BNA’s ATRR Snapshot (“Enforcement FTC and CFPB Sign Memorandum of Understanding (‘MOU’) to Pledge Coordination for Protection of Consumers”) highlightedTrade Regulation Attorney Barry Cutler’s comments on the MOU between the new Consumer Financial Protection Bureau (CFPB) and the Federal Trade Commission (FTC) signed on January 20 to promote effective cooperation in their dual roles of protecting consumers.
By statute, the two agencies are obligated to “prevent duplication of efforts, provide consistency and ensure a vibrant marketplace for consumer financial products or services.” The provisions of the MOU require the FTC and CFPB to coordinate law enforcement activities, potential court actions and administrative proceedings, all of which will minimize duplication, maximize efficiencies and resources, and eliminate redundancies.
The article quoted Cutler as saying that the terms of the MOU “are not as important as how it will work out in actual practice.” Cutler, who served as Director of the FTC's Bureau of Consumer Protection from 1990 to 1993, pointed out that it's hard to predict the likelihood of success with this MOU because of several key differences from other longstanding agreements.
The MOU between the FTC and Food and Drug Administration, he noted, divides enforcement responsibilities for which both agencies have statutory jurisdiction—for example, ads and labels for OTC drugs versus prescription drugs. By contrast, he said, FTC and the CFPB created no such division in the new MOU. Rather, Cutler cited, it contains “a remarkable sharing of information about studies, rules, and law enforcement—in many cases, before they become public.”
Cutler cautioned that, in Washington, D.C., a city legendary for “leaks” of government information, this could mean a lot of “sensitive financial and law enforcement information shared between both agencies, neither of which will likely be able to withhold it from Congress.” Given that agency oversight will be conducted by different standing committees (Senate Banking versus Senate Commerce), the agencies may experience tag-team efforts by congressional staffs to achieve “back-door access” to the FTC's work on CFPB projects or the CFPB's work on FTC projects, he warned.
The informal relationships developed between agency staffers and legislators are another unpredictable element, Cutler posited.
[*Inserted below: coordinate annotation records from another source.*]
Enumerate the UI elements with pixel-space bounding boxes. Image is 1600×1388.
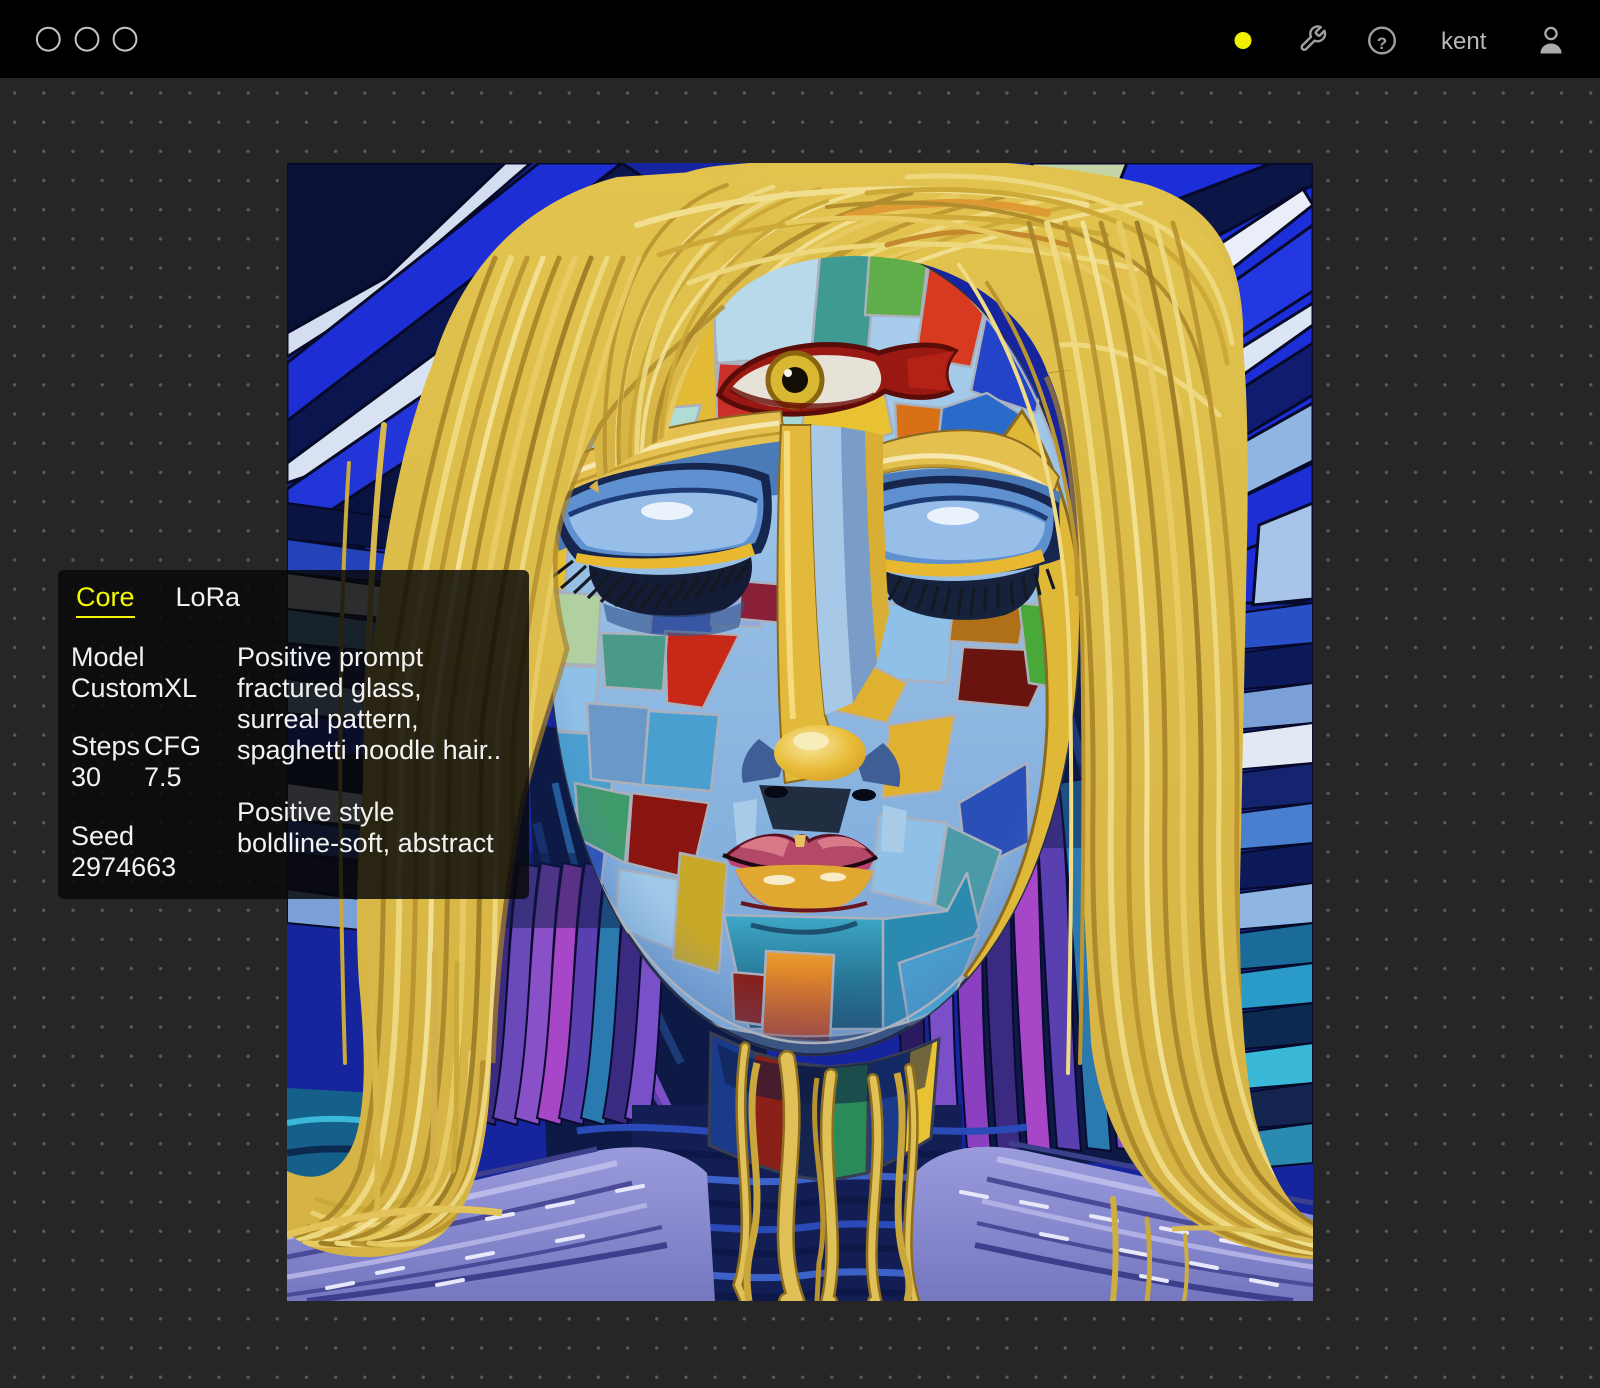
svg-text:kent: kent <box>1441 28 1487 55</box>
svg-text:?: ? <box>1377 34 1387 53</box>
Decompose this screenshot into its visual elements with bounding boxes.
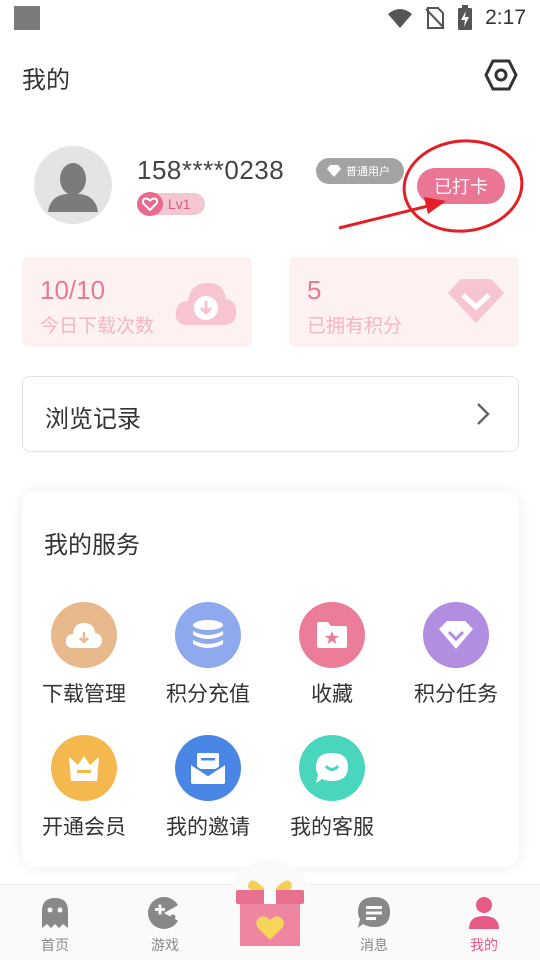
status-bar: 2:17: [0, 0, 540, 36]
user-type-label: 普通用户: [346, 165, 390, 178]
services-panel: 我的服务 下载管理 积分充值 收藏 积分任务 开通会员 我的邀请 我的客服: [22, 491, 519, 867]
settings-button[interactable]: [482, 56, 520, 94]
points-stat-card[interactable]: 5 已拥有积分: [289, 257, 519, 347]
gift-box-icon: [236, 880, 304, 946]
cloud-download-icon: [51, 602, 117, 668]
nav-label: 消息: [360, 938, 388, 954]
annotation-arrow-line: [338, 204, 429, 230]
default-user-icon: [48, 163, 98, 212]
message-icon: [339, 895, 409, 931]
browse-history-label: 浏览记录: [45, 405, 141, 433]
service-download-manage[interactable]: 下载管理: [22, 602, 146, 708]
level-badge: Lv1: [137, 192, 205, 216]
diamond-icon: [327, 165, 341, 177]
page-title: 我的: [22, 66, 70, 94]
diamond-icon: [423, 602, 489, 668]
battery-charging-icon: [458, 5, 473, 30]
status-time: 2:17: [485, 6, 526, 29]
notification-icon: [14, 6, 40, 30]
nav-item-games[interactable]: 游戏: [130, 895, 200, 955]
points-label: 已拥有积分: [307, 315, 403, 337]
nav-item-mine[interactable]: 我的: [449, 895, 519, 955]
browse-history-row[interactable]: 浏览记录: [22, 376, 519, 452]
level-label: Lv1: [168, 196, 191, 212]
service-points-recharge[interactable]: 积分充值: [146, 602, 270, 708]
coin-stack-icon: [175, 602, 241, 668]
heart-icon: [137, 192, 163, 216]
service-my-support[interactable]: 我的客服: [270, 735, 394, 841]
status-icons: 2:17: [387, 4, 526, 32]
service-label: 开通会员: [42, 815, 126, 839]
nav-label: 游戏: [151, 938, 179, 954]
ghost-icon: [20, 895, 90, 931]
user-phone: 158****0238: [137, 155, 285, 185]
downloads-stat-card[interactable]: 10/10 今日下载次数: [22, 257, 252, 347]
hexagon-settings-icon: [484, 59, 518, 91]
services-title: 我的服务: [44, 531, 140, 559]
service-label: 我的客服: [290, 815, 374, 839]
downloads-value: 10/10: [40, 275, 106, 305]
gift-button[interactable]: [228, 860, 312, 960]
service-label: 积分充值: [166, 682, 250, 706]
service-open-membership[interactable]: 开通会员: [22, 735, 146, 841]
no-sim-icon: [425, 7, 445, 29]
checkin-button[interactable]: 已打卡: [417, 168, 505, 204]
service-points-tasks[interactable]: 积分任务: [394, 602, 518, 708]
person-icon: [449, 895, 519, 931]
nav-item-messages[interactable]: 消息: [339, 895, 409, 955]
chat-bubble-icon: [299, 735, 365, 801]
service-favorites[interactable]: 收藏: [270, 602, 394, 708]
service-my-invitations[interactable]: 我的邀请: [146, 735, 270, 841]
nav-item-home[interactable]: 首页: [20, 895, 90, 955]
envelope-icon: [175, 735, 241, 801]
avatar[interactable]: [34, 146, 112, 224]
nav-label: 首页: [41, 938, 69, 954]
chevron-right-icon: [477, 403, 490, 425]
user-type-badge: 普通用户: [316, 158, 404, 184]
diamond-icon: [448, 279, 504, 323]
service-label: 积分任务: [414, 682, 498, 706]
gamepad-icon: [130, 895, 200, 931]
wifi-icon: [388, 9, 413, 28]
nav-label: 我的: [470, 938, 498, 954]
downloads-label: 今日下载次数: [40, 315, 155, 337]
cloud-download-icon: [175, 283, 237, 325]
service-label: 收藏: [311, 682, 353, 706]
points-value: 5: [307, 275, 322, 305]
service-label: 下载管理: [42, 682, 126, 706]
service-label: 我的邀请: [166, 815, 250, 839]
crown-icon: [51, 735, 117, 801]
folder-star-icon: [299, 602, 365, 668]
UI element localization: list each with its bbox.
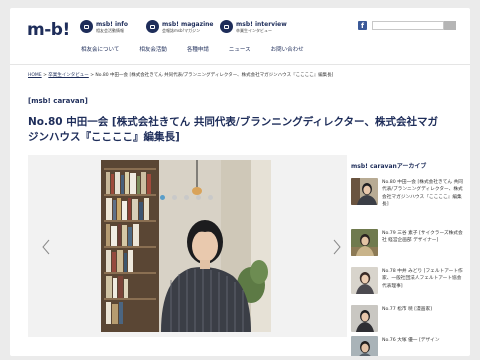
- archive-caption: No.77 松市 暁 [漫画家]: [382, 307, 432, 312]
- page: m-b! msb! info 相友会活動情報 msb! magazine 会報誌…: [10, 8, 470, 356]
- slider-dot[interactable]: [196, 195, 201, 200]
- nav-msb-info-title: msb! info: [96, 20, 129, 28]
- archive-thumbnail: [351, 178, 378, 205]
- breadcrumb-current: > No.80 中田一会 [株式会社きてん 共同代表/ブランニングディレクター、…: [88, 73, 334, 78]
- main-nav-activities[interactable]: 相友会活動: [139, 45, 167, 53]
- archive-thumbnail: [351, 336, 378, 356]
- category-label: [msb! caravan]: [28, 97, 88, 105]
- archive-caption: No.78 中井 みどり [フェルトアート作家、一般社団法人フェルトアート協会代…: [382, 269, 463, 289]
- sidebar-heading: msb! caravanアーカイブ: [351, 163, 427, 170]
- main-nav-applications[interactable]: 各種申請: [187, 45, 209, 53]
- nav-msb-interview-title: msb! interview: [236, 20, 287, 28]
- nav-msb-magazine-title: msb! magazine: [162, 20, 214, 28]
- interview-icon: [220, 20, 233, 33]
- search-button[interactable]: [444, 21, 456, 30]
- nav-msb-info[interactable]: msb! info 相友会活動情報: [80, 20, 128, 33]
- nav-msb-magazine[interactable]: msb! magazine 会報誌msb!マガジン: [146, 20, 213, 33]
- archive-thumbnail: [351, 267, 378, 294]
- archive-item[interactable]: No.78 中井 みどり [フェルトアート作家、一般社団法人フェルトアート協会代…: [351, 267, 467, 301]
- archive-thumbnail: [351, 305, 378, 332]
- main-nav-contact[interactable]: お問い合わせ: [271, 45, 304, 53]
- archive-item[interactable]: No.80 中田一会 [株式会社きてん 共同代表/ブランニングディレクター、株式…: [351, 178, 467, 212]
- chevron-left-icon[interactable]: [42, 239, 50, 255]
- header-divider: [10, 64, 470, 65]
- interview-photo: [101, 160, 271, 332]
- main-nav: 相友会について 相友会活動 各種申請 ニュース お問い合わせ: [81, 45, 324, 53]
- page-title: No.80 中田一会 [株式会社きてん 共同代表/ブランニングディレクター、株式…: [28, 116, 438, 143]
- breadcrumb-interviews[interactable]: 卒業生インタビュー: [48, 73, 89, 78]
- main-nav-about[interactable]: 相友会について: [81, 45, 119, 53]
- nav-msb-interview-subtitle: 卒業生インタビュー: [236, 27, 272, 33]
- archive-item[interactable]: No.76 大塚 優一 [デザイン: [351, 336, 467, 356]
- info-icon: [80, 20, 93, 33]
- facebook-icon[interactable]: f: [358, 21, 367, 30]
- image-slider: [28, 155, 347, 337]
- nav-msb-info-subtitle: 相友会活動情報: [96, 27, 124, 33]
- slider-dot[interactable]: [160, 195, 165, 200]
- breadcrumb-home[interactable]: HOME: [28, 73, 42, 78]
- slider-dot[interactable]: [172, 195, 177, 200]
- archive-caption: No.76 大塚 優一 [デザイン: [382, 338, 440, 343]
- archive-caption: No.80 中田一会 [株式会社きてん 共同代表/ブランニングディレクター、株式…: [382, 180, 463, 208]
- archive-caption: No.79 三谷 素子 [サイクラーズ株式会社 経営企画部 デザイナー]: [382, 231, 463, 244]
- slider-dot[interactable]: [208, 195, 213, 200]
- nav-msb-magazine-subtitle: 会報誌msb!マガジン: [162, 27, 201, 33]
- search-input[interactable]: [372, 21, 444, 30]
- archive-thumbnail: [351, 229, 378, 256]
- archive-item[interactable]: No.77 松市 暁 [漫画家]: [351, 305, 467, 339]
- chevron-right-icon[interactable]: [333, 239, 341, 255]
- site-logo[interactable]: m-b!: [27, 20, 70, 40]
- magazine-icon: [146, 20, 159, 33]
- slider-dots: [160, 195, 220, 200]
- slider-dot[interactable]: [184, 195, 189, 200]
- archive-item[interactable]: No.79 三谷 素子 [サイクラーズ株式会社 経営企画部 デザイナー]: [351, 229, 467, 263]
- nav-msb-interview[interactable]: msb! interview 卒業生インタビュー: [220, 20, 287, 33]
- breadcrumb: HOME > 卒業生インタビュー > No.80 中田一会 [株式会社きてん 共…: [28, 72, 333, 78]
- main-nav-news[interactable]: ニュース: [229, 45, 251, 53]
In contrast to hostile relations between Capitol Hill and the FTC in the 1970s and 1980s, the FTC for more than two decades has experienced “seamless transitions” and enjoyed “good relations with the Hill.” By comparison, he pointed out, the FCPB has seemed to be operating under a “standing 8-count” from Congress since before an agency head, Richard Cordray, had to be appointed as a recess appointment.
Finally, Cutler cited the benefits of the migration of “many very talented FTC staffers … to the FCPB in the last year or so.” He predicted that the influx of veteran FTC staffers “should ensure good relations between the two agencies as well as giving the FCPB an “inside view” of how a mature agency like the FTC handles all aspects of its work—political, administrative, enforcement.”